12:30 pm: Lunch (Paje)

2:00-6:00 pm:Jozani-Chwaka Bay National Park
Leaders: Park guides, WCS Zanzibar program representative (tentative)
            Jozani Forest is the largest remnant of the indigenous forest that once covered the island, and is at the center of the island’s only terrestrial nature reserve. The park also contains swamp forest, evergreen thickets, mangroves and salt-tolerant grasslands, and a wide variety of wildlife including, Ader’s duiker, suni antelopes, blue monkeys and the endangered Kirk’s red colubus monkey (Zanzibar endemic). Participants will hike through this unique area, learn about localconservation efforts and get the chance to see rare species.
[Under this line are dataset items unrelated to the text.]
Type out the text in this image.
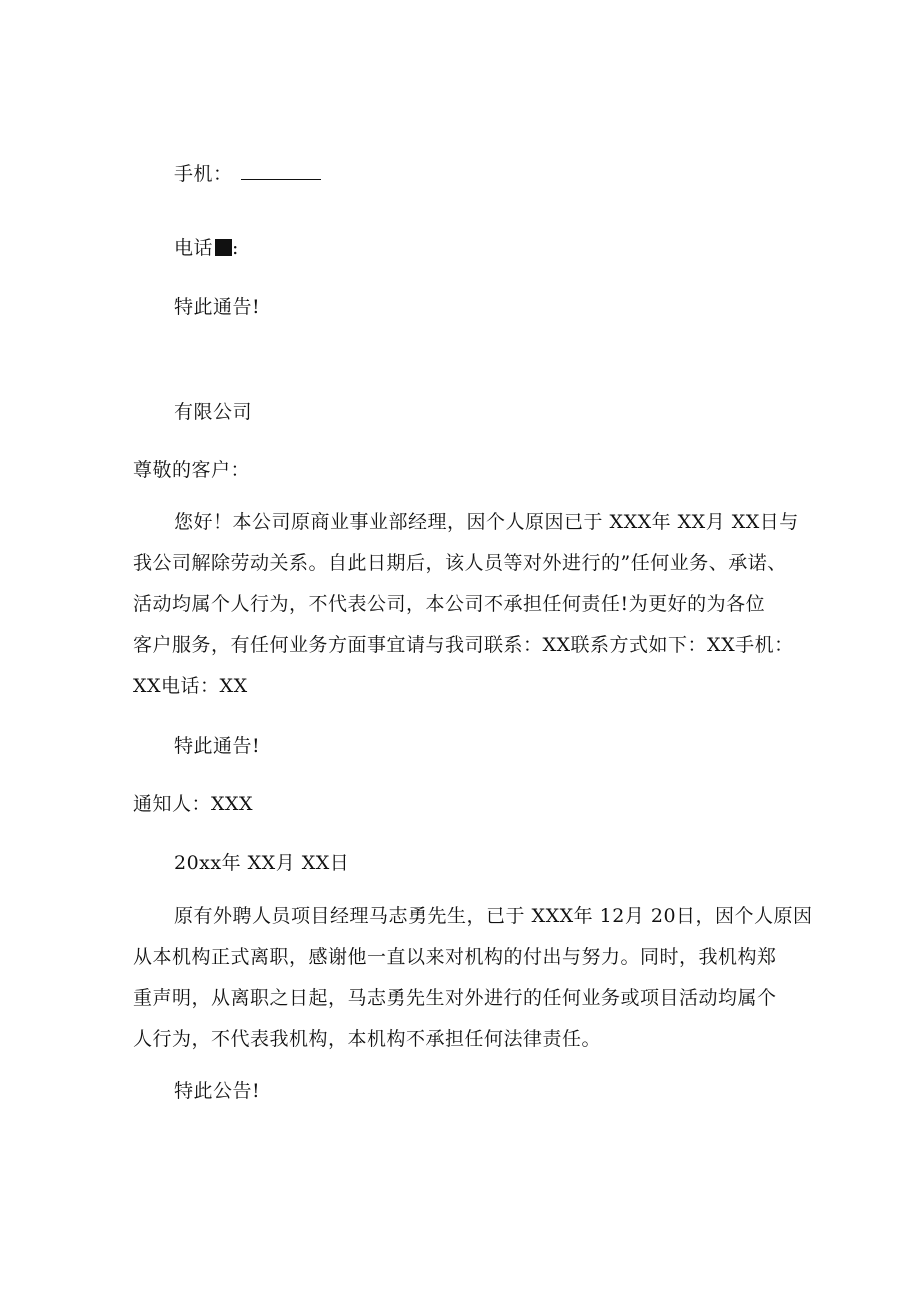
手机：
电话 :
特此通告!
有限公司
尊敬的客户：
您好！本公司原商业事业部经理，因个人原因已于 XXX年 XX月 XX日与
我公司解除劳动关系。自此日期后，该人员等对外进行的”任何业务、承诺、
活动均属个人行为，不代表公司，本公司不承担任何责任!为更好的为各位
客户服务，有任何业务方面事宜请与我司联系：XX联系方式如下：XX手机：
XX电话：XX
特此通告!
通知人：XXX
20xx年 XX月 XX日
原有外聘人员项目经理马志勇先生，已于 XXX年 12月 20日，因个人原因
从本机构正式离职，感谢他一直以来对机构的付出与努力。同时，我机构郑
重声明，从离职之日起，马志勇先生对外进行的任何业务或项目活动均属个
人行为，不代表我机构，本机构不承担任何法律责任。
特此公告!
7:30 pm: Dinner (Archipelagos)

Mon, August 9th – Day 21

7:00 am: Breakfast

8:00 am-12:00 pm: Field Activities: Snorkeling or Spice Tour/hike
Leader(s):  Mmochi and IMS faculty
            Participants will go snorkeling to observe Zanzibar’s coral reef diversity first hand. As an alternative option participants can choose to travel to a spice farm and learn about the exotic spices produced on Zanzibar.

12:30 pm: Packed lunch delivery from Passing Show

1:00-4:00 pm: Visiting Bweleo village in Fumba Peninsula
Leaders:  Dr Nariman Jiddawi, Senior Lecturer & Head of Section, Marine Biology and Resources Management, IMS
            Participants will see first hand the pearl farming and the shell polishing enterprises that benefit women and local communities, get to talk with the producers, and ask additional questions.

4:00 – 5:00 pm: Envirovet 2010 Course Wrap-Up
Leader: Val Beasley, Envirovet Director

7:15 pm: Leave Stone Town for dinner

7:30 pm:  Special end of course dinner


7:00 am: Breakfast and time to pack

8:00 am SHARP: Depart for Airport10:10 am: Flight Zanzibar to Dar es Salaam International Airport. 

10:40 am:  Arrive Dar, assemble luggage and transfer to outbound flights.